Complex I is a major site of O₂•⁻ production, particularly under conditions of high Δp and reduced CoQ pool, leading to reverse electron transport (RET). RET increases O₂•⁻ production by forcing electrons back through complex I. The site of O₂•⁻ production during RET is not fully understood, but it is likely associated with the CoQ-binding site. Complex III can also produce O₂•⁻ under certain conditions, but its contribution is generally lower than that of complex I. Other sites, such as α-KGDH, may also contribute to O₂•⁻ production under specific conditions.
The measurement of O₂•⁻ production in isolated mitochondria is challenging due to the rapid dismutation of O₂•⁻ by MnSOD. However, the production of H₂O₂ can be measured by detecting its efflux from mitochondria. The production of H₂O₂ is influenced by factors such as the NADH/NAD⁺ ratio, Δp, and the activity of peroxidases. The physiological significance of O₂•⁻ production is complex, and its role in mitochondrial function and disease remains an area of active research.Mitochondria produce reactive oxygen species (ROS), particularly superoxide (O₂•⁻), which contributes to oxidative damage and redox signaling. The production of O₂•⁻ is influenced by factors such as the concentration of electron donors, local oxygen levels, and the second-order rate constants of reactions. Two main modes of operation in isolated mitochondria lead to significant O₂•⁻ production: (i) when mitochondria are not synthesizing ATP, leading to a high protonmotive force (Δp) and reduced coenzyme Q (CoQ) pool; and (ii) when there is a high NADH/NAD⁺ ratio in the mitochondrial matrix. In actively producing ATP mitochondria, O₂•⁻ production is lower. The generation of O₂•⁻ depends on Δp, the NADH/NAD⁺ and CoQH₂/CoQ ratios, and local oxygen concentration, which are highly variable and difficult to measure in vivo. Therefore, estimating O₂•⁻ production in vivo from isolated mitochondria is challenging.
O₂•⁻ is produced by the one-electron reduction of O₂, and its production is influenced by thermodynamic and kinetic factors. The standard reduction potential for O₂ to O₂•⁻ is -160 mV at pH 7, and the actual potential depends on the ratio of O₂ and O₂•⁻ concentrations. The presence of MnSOD in the mitochondrial matrix rapidly catalyzes the dismutation of O₂•⁻ to H₂O₂, which affects the overall production of O₂•⁻. The rate of O₂•⁻ production is determined by the concentration of electron carriers, their redox state, and the second-order rate constant for their reaction with O₂.

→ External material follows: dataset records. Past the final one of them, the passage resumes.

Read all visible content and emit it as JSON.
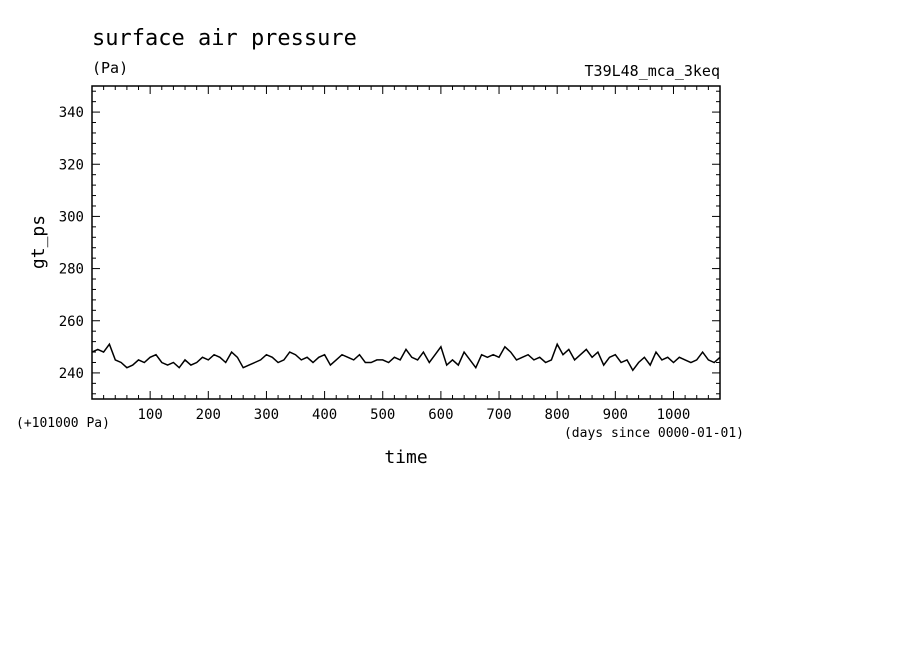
{
  "chart_data": {
    "type": "line",
    "title": "surface air pressure",
    "units": "(Pa)",
    "experiment": "T39L48_mca_3keq",
    "xlabel": "time",
    "x_units": "(days since 0000-01-01)",
    "ylabel": "gt_ps",
    "y_offset_note": "(+101000 Pa)",
    "xlim": [
      0,
      1080
    ],
    "ylim": [
      230,
      350
    ],
    "x_ticks": [
      100,
      200,
      300,
      400,
      500,
      600,
      700,
      800,
      900,
      1000
    ],
    "y_ticks": [
      240,
      260,
      280,
      300,
      320,
      340
    ],
    "x_tick_labels": [
      "100",
      "200",
      "300",
      "400",
      "500",
      "600",
      "700",
      "800",
      "900",
      "1000"
    ],
    "y_tick_labels": [
      "240",
      "260",
      "280",
      "300",
      "320",
      "340"
    ],
    "series": [
      {
        "x": [
          0,
          10,
          20,
          30,
          40,
          50,
          60,
          70,
          80,
          90,
          100,
          110,
          120,
          130,
          140,
          150,
          160,
          170,
          180,
          190,
          200,
          210,
          220,
          230,
          240,
          250,
          260,
          270,
          280,
          290,
          300,
          310,
          320,
          330,
          340,
          350,
          360,
          370,
          380,
          390,
          400,
          410,
          420,
          430,
          440,
          450,
          460,
          470,
          480,
          490,
          500,
          510,
          520,
          530,
          540,
          550,
          560,
          570,
          580,
          590,
          600,
          610,
          620,
          630,
          640,
          650,
          660,
          670,
          680,
          690,
          700,
          710,
          720,
          730,
          740,
          750,
          760,
          770,
          780,
          790,
          800,
          810,
          820,
          830,
          840,
          850,
          860,
          870,
          880,
          890,
          900,
          910,
          920,
          930,
          940,
          950,
          960,
          970,
          980,
          990,
          1000,
          1010,
          1020,
          1030,
          1040,
          1050,
          1060,
          1070,
          1080
        ],
        "values": [
          248,
          249,
          248,
          251,
          245,
          244,
          242,
          243,
          245,
          244,
          246,
          247,
          244,
          243,
          244,
          242,
          245,
          243,
          244,
          246,
          245,
          247,
          246,
          244,
          248,
          246,
          242,
          243,
          244,
          245,
          247,
          246,
          244,
          245,
          248,
          247,
          245,
          246,
          244,
          246,
          247,
          243,
          245,
          247,
          246,
          245,
          247,
          244,
          244,
          245,
          245,
          244,
          246,
          245,
          249,
          246,
          245,
          248,
          244,
          247,
          250,
          243,
          245,
          243,
          248,
          245,
          242,
          247,
          246,
          247,
          246,
          250,
          248,
          245,
          246,
          247,
          245,
          246,
          244,
          245,
          251,
          247,
          249,
          245,
          247,
          249,
          246,
          248,
          243,
          246,
          247,
          244,
          245,
          241,
          244,
          246,
          243,
          248,
          245,
          246,
          244,
          246,
          245,
          244,
          245,
          248,
          245,
          244,
          246
        ]
      }
    ]
  }
}
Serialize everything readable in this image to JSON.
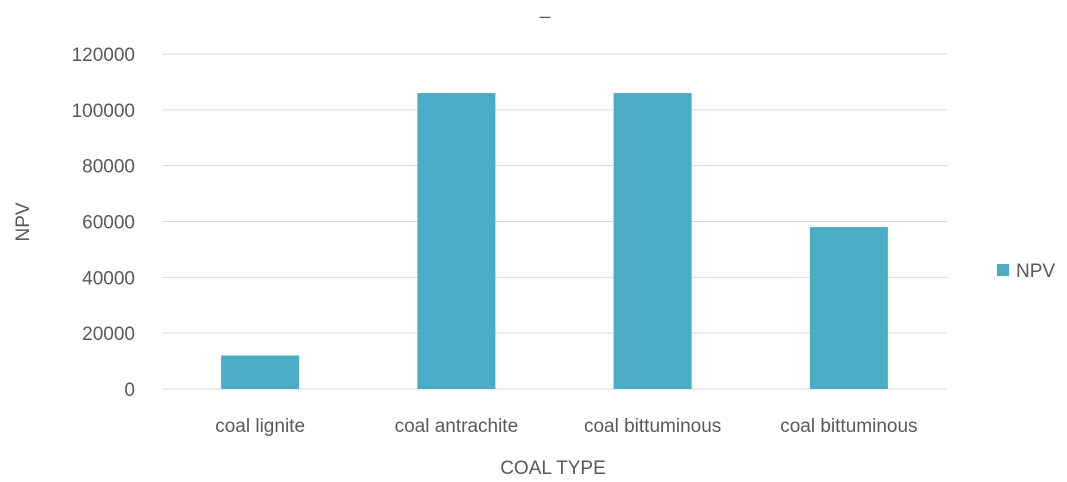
{
  "chart_data": {
    "type": "bar",
    "title": "_",
    "xlabel": "COAL TYPE",
    "ylabel": "NPV",
    "categories": [
      "coal lignite",
      "coal antrachite",
      "coal bittuminous",
      "coal bittuminous"
    ],
    "series": [
      {
        "name": "NPV",
        "values": [
          12000,
          106000,
          106000,
          58000
        ],
        "color": "#4BACC6"
      }
    ],
    "ylim": [
      0,
      120000
    ],
    "yticks": [
      "0",
      "20000",
      "40000",
      "60000",
      "80000",
      "100000",
      "120000"
    ],
    "grid": true,
    "gridline_color": "#D9D9D9",
    "legend_position": "right"
  }
}
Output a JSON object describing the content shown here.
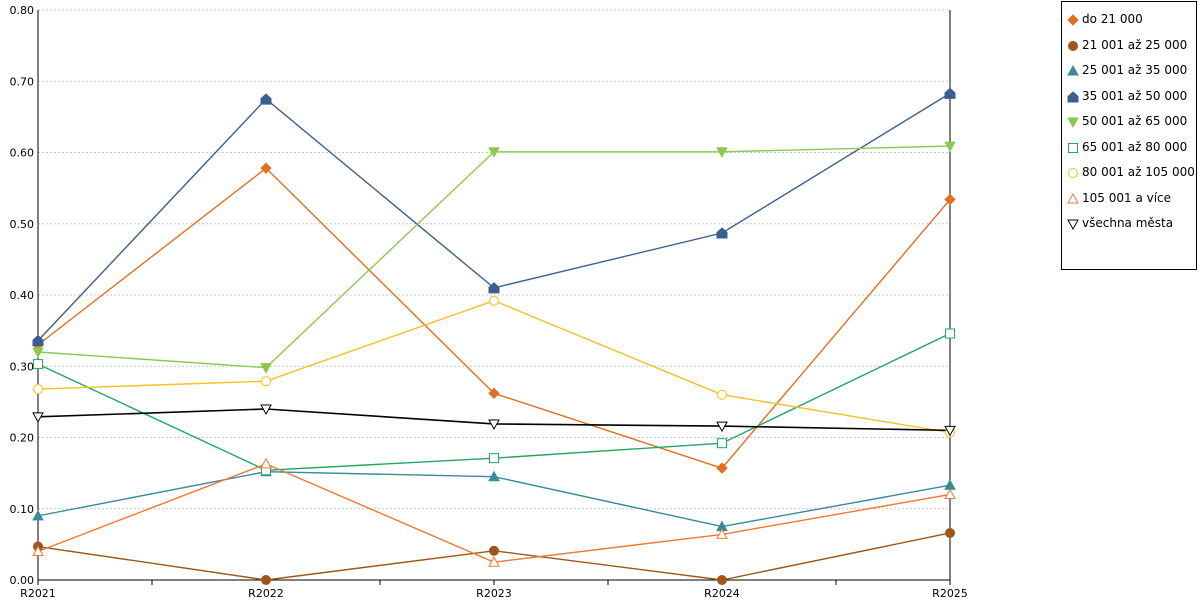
{
  "chart_data": {
    "type": "line",
    "title": "",
    "xlabel": "",
    "ylabel": "",
    "categories": [
      "R2021",
      "R2022",
      "R2023",
      "R2024",
      "R2025"
    ],
    "ylim": [
      0,
      0.8
    ],
    "y_ticks": [
      "0.00",
      "0.10",
      "0.20",
      "0.30",
      "0.40",
      "0.50",
      "0.60",
      "0.70",
      "0.80"
    ],
    "grid": "horizontal dotted",
    "legend_position": "right",
    "series": [
      {
        "name": "do 21 000",
        "color": "#e07020",
        "marker": "diamond",
        "filled": true,
        "values": [
          0.33,
          0.578,
          0.262,
          0.157,
          0.534
        ]
      },
      {
        "name": "21 001 až 25 000",
        "color": "#a0561a",
        "marker": "circle",
        "filled": true,
        "values": [
          0.047,
          0.0,
          0.041,
          0.0,
          0.066
        ]
      },
      {
        "name": "25 001 až 35 000",
        "color": "#3a8a9a",
        "marker": "triangle-up",
        "filled": true,
        "values": [
          0.09,
          0.152,
          0.145,
          0.075,
          0.133
        ]
      },
      {
        "name": "35 001 až 50 000",
        "color": "#3a5f8e",
        "marker": "house",
        "filled": true,
        "values": [
          0.336,
          0.675,
          0.41,
          0.487,
          0.683
        ]
      },
      {
        "name": "50 001 až 65 000",
        "color": "#8cc850",
        "marker": "triangle-down",
        "filled": true,
        "values": [
          0.32,
          0.298,
          0.601,
          0.601,
          0.609
        ]
      },
      {
        "name": "65 001 až 80 000",
        "color": "#20a860",
        "marker": "square",
        "filled": false,
        "values": [
          0.303,
          0.154,
          0.171,
          0.192,
          0.346
        ]
      },
      {
        "name": "80 001 až 105 000",
        "color": "#f5c020",
        "marker": "circle",
        "filled": false,
        "values": [
          0.268,
          0.279,
          0.392,
          0.26,
          0.207
        ]
      },
      {
        "name": "105 001 a více",
        "color": "#f07830",
        "marker": "triangle-up",
        "filled": false,
        "values": [
          0.04,
          0.163,
          0.025,
          0.064,
          0.12
        ]
      },
      {
        "name": "všechna města",
        "color": "#000000",
        "marker": "triangle-down",
        "filled": false,
        "values": [
          0.229,
          0.24,
          0.219,
          0.216,
          0.21
        ]
      }
    ]
  }
}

Complex I is a major site of O₂•⁻ production, particularly under conditions of high Δp and reduced CoQ pool, leading to reverse electron transport (RET). RET increases O₂•⁻ production by forcing electrons back through complex I. The site of O₂•⁻ production during RET is not fully understood, but it is likely associated with the CoQ-binding site. Complex III can also produce O₂•⁻ under certain conditions, but its contribution is generally lower than that of complex I. Other sites, such as α-KGDH, may also contribute to O₂•⁻ production under specific conditions.
The measurement of O₂•⁻ production in isolated mitochondria is challenging due to the rapid dismutation of O₂•⁻ by MnSOD. However, the production of H₂O₂ can be measured by detecting its efflux from mitochondria. The production of H₂O₂ is influenced by factors such as the NADH/NAD⁺ ratio, Δp, and the activity of peroxidases. The physiological significance of O₂•⁻ production is complex, and its role in mitochondrial function and disease remains an area of active research.